With this, Angeles appealed to President Aquino and Interior and Local Government Secretary Mar Roxas to be transparent.
“Tell us whether or not you’ve sold our client down the river or tell us if you haven’t. But you need to disclose this to us. A criminal case is not a political pawn. The law provides that it cannot be compromised. The President can grant pardons and issue clemency and amnesty. But you do not have the power to refuse prosecution,” Angeles stressed.
Angeles also urged the government to guarantee Samson a fair hearing at the preliminary investigation in the Department of Justice. She believes that the reported meeting between the government and the DOJ, being hidden from the public eye, could inevitably be “subject to a very real, very reasonable suspicion.”
The DOJ has not formally started the preliminary investigation on the complaint for serious illegal detention, harassment, grave threats and coercion filed by Samson.
“The case has not yet been assigned to investigating prosecutors,” Prosecutor General Claro Arellano said in a text message, citing the non-working holiday yesterday.
The complaint of the Samson family named as respondents the members of the Sanggunian, INC’s highest administrative council. They are lawyer Glicero Santos Jr., Radel Cortez, Bienvenido Santiago, Mathusalem Pareja, Rolando Esguerra, Eraño Codera, Rodelio Cabrera and Maximo Bularan.
The complainants alleged that they were prohibited from leaving their house in Quezon City last July after he was accused of being “Antonio Ebanghelista,” the blogger who had been writing against the INC.
Samson, former editor in chief of INC’s official publication Pasugo, denied the allegation.
Justice Secretary Leila de Lima, who is being targeted by the INC protest over the supposed “shortcut” and unfair handling of the charges, has remained mum on the issue.
A separate complaint against Santos and other INC officials was filed earlier by expelled INC member Jose Fruto, the 50-year-old Filipino-American doctor who was arrested last month for a rape case in Caloocan City after admitting that he was one of the bloggers who have been attacking the INC leadership that led to his expulsion from the religious sect.
Fruto alleged that there are powerful people behind INC executive minister Eduardo Manalo who are actually running the affairs of the INC. Manalo was not impleaded in both cases.
‘INC crisis a test for presidential aspirants’
The protest action of INC has elicited a strong backlash from the public in the social and mainstream media. Critics of the four-day protest staged by INC members said the religious sect’s leaders should have answered the complaint and followed the requirements of due process instead of sending their loyalists to the streets.
Even politicians who defended the religious sect were not spared of the people’s anger.
Rep.

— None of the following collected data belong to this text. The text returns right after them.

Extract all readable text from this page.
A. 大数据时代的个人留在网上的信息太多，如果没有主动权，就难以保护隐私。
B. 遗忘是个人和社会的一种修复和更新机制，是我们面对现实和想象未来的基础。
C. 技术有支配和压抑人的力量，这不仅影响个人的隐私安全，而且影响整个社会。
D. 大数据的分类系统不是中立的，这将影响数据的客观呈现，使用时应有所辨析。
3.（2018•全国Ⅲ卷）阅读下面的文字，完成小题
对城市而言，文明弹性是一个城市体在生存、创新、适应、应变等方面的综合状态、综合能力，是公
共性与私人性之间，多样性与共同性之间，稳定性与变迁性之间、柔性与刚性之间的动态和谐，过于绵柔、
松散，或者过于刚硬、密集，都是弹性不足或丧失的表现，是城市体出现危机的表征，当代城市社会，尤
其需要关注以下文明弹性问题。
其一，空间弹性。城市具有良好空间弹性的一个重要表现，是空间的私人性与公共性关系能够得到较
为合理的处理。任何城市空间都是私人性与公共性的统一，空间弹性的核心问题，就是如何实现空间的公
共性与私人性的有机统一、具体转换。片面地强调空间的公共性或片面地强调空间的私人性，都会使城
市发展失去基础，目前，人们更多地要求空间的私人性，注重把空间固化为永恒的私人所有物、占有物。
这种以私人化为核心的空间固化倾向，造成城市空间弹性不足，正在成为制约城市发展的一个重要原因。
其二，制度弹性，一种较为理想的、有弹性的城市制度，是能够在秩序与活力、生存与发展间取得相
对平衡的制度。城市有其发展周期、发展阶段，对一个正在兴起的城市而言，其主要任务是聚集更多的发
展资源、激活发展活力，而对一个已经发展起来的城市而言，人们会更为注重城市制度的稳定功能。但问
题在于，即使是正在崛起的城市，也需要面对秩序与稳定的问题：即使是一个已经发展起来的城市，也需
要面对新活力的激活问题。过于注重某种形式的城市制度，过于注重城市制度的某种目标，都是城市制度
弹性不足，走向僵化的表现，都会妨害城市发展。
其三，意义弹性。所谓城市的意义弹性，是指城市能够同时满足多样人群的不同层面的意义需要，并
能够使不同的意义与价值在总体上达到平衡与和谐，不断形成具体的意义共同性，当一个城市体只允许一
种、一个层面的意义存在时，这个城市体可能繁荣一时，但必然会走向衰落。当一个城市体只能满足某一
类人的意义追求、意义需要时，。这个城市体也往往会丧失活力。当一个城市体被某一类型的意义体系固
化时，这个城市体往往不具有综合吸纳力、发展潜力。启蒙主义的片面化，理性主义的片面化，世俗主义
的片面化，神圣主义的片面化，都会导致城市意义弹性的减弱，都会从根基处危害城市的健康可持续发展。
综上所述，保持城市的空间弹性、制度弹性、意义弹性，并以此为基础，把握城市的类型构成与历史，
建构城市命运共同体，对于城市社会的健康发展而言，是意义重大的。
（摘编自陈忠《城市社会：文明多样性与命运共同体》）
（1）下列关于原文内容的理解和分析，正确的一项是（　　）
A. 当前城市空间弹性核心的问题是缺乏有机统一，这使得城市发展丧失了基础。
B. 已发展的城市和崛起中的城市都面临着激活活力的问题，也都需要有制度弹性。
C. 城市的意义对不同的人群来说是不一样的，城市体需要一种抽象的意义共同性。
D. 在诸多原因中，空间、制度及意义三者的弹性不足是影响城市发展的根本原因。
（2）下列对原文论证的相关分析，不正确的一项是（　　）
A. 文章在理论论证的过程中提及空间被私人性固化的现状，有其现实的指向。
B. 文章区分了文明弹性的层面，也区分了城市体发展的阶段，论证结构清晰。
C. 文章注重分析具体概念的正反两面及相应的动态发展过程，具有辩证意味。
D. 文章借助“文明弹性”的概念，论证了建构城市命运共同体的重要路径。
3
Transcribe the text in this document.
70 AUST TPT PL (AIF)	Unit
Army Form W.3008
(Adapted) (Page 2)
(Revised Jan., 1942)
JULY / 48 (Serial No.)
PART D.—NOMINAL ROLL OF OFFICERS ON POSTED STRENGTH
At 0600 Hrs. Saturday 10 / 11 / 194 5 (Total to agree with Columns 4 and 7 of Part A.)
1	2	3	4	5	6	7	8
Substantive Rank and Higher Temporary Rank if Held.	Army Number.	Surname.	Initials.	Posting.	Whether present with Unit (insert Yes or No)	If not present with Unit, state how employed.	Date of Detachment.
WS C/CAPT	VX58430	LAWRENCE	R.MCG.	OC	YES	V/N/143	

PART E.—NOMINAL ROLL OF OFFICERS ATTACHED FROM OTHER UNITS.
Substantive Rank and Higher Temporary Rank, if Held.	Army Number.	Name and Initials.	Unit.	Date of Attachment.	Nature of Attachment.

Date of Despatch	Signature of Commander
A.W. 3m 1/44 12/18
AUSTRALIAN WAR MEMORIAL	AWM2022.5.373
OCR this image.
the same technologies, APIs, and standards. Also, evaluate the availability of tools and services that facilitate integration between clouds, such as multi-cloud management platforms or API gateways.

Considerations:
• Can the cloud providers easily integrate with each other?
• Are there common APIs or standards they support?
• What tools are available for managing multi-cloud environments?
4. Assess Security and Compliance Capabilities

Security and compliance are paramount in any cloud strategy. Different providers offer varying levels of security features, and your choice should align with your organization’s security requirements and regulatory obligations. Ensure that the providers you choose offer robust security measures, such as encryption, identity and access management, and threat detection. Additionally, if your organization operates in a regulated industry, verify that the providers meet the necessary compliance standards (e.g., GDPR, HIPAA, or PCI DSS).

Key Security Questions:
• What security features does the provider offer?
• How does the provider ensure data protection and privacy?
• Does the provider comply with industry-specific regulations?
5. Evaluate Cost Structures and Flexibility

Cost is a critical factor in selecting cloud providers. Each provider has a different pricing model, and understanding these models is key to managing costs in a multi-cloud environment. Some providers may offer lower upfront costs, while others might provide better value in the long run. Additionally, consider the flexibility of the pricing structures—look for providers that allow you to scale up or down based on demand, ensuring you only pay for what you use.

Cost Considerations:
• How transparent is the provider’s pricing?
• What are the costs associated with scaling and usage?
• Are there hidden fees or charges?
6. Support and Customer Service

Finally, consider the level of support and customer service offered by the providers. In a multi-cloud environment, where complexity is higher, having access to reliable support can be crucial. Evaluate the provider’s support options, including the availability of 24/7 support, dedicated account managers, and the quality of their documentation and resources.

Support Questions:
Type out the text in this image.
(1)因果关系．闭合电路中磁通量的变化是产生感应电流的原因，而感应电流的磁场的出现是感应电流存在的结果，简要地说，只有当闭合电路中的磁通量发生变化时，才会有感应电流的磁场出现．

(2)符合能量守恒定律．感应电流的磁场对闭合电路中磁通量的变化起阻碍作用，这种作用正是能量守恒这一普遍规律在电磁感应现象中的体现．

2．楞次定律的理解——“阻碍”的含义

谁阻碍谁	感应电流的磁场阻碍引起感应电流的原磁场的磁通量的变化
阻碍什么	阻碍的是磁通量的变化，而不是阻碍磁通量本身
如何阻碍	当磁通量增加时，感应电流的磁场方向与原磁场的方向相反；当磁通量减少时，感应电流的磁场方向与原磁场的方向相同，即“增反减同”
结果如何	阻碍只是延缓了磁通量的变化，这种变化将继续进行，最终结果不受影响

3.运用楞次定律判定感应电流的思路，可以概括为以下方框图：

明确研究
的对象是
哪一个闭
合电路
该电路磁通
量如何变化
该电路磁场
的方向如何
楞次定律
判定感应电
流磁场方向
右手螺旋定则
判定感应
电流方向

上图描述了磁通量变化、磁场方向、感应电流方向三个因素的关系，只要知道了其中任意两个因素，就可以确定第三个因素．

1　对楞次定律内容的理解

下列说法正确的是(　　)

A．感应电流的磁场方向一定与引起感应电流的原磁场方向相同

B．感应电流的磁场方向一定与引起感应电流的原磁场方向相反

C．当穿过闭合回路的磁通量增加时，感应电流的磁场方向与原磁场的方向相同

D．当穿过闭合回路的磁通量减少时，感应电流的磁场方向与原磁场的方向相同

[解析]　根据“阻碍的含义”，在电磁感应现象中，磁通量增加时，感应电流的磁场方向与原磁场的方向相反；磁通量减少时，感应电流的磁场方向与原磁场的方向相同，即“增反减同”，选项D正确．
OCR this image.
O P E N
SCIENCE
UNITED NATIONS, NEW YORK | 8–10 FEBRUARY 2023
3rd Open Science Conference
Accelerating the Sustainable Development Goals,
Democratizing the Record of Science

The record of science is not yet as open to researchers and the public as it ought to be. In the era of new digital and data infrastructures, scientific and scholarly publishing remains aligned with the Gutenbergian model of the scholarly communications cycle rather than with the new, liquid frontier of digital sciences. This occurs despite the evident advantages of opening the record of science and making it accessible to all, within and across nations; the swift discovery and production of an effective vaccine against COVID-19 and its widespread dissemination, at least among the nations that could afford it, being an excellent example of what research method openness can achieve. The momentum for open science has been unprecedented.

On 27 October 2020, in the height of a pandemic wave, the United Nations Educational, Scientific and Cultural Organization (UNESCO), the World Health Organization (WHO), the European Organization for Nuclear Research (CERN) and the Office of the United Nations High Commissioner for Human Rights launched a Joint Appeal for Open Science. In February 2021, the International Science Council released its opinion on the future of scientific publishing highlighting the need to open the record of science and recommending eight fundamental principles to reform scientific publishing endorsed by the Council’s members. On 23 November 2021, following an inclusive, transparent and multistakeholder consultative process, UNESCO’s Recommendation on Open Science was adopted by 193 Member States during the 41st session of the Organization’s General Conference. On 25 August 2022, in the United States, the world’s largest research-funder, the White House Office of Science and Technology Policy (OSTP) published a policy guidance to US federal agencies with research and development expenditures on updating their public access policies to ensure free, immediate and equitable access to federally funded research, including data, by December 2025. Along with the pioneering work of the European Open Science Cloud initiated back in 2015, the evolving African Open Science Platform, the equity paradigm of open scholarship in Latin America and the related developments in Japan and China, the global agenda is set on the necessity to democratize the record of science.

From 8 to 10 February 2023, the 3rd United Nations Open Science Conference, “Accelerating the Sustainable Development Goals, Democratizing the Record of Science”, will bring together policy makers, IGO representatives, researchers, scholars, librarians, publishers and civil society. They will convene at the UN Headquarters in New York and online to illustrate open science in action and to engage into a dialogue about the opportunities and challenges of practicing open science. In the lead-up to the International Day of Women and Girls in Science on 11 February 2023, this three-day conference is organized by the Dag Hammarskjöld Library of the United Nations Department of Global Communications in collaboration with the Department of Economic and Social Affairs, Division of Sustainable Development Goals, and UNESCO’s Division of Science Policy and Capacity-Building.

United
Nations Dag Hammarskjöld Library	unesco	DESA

Ibarra Gutierrez of Akbayan party-list said the recent INC “crisis” served as a test for the leadership qualities of presidential aspirants. Voters should have discerned who stood up for the rule of law and who tried to placate the “tyranny of organized numbers.”
“I likewise firmly insist on the duty of every responsible citizen, especially those occupying public office, to take a stand when the freedom of speech and assembly is used to derail legitimate government processes and bully the officials lawfully tasked to see them through,” he said.
Vice President Jejomar Binay, a declared presidential candidate; Sen. Grace Poe, who has yet to make a declaration; and Sens. Francis Escudero and Ferdinand Marcos Jr. have defended the INC protest.
Binay had justified the INC action, saying the religious sect was just protecting itself from “a clear act of harassment and interference from the administration.”
But Roxas, another declared presidential candidate, said while INC members have a right to protest, it should be exercised in a manner that it does not cause inconvenience on the public.
“While all citizens have the right to be heard and to peaceful assembly, the exercise of these rights cannot impinge on the rights of others or cause inconvenience to anyone. Especially our citizens who are going home to be with their families,” Roxas explained.
“Rights must be respected, yes, but the abuse of those same rights must be called out and condemned. And what about when that abuse of right also leads to massive inconvenience to thousands of fellow citizens, angering and alienating many of them? Well, that’s plain insensitivity. Not to mention bad messaging,” Gutierrez added.
Administration lawmakers, meanwhile, yesterday called for continued dialogue between Malacañang and the INC leadership to resolve their differences as soon as possible.
“We can achieve public order without compromising justice in the negotiating table,” Quezon City Rep. Winston Castelo said.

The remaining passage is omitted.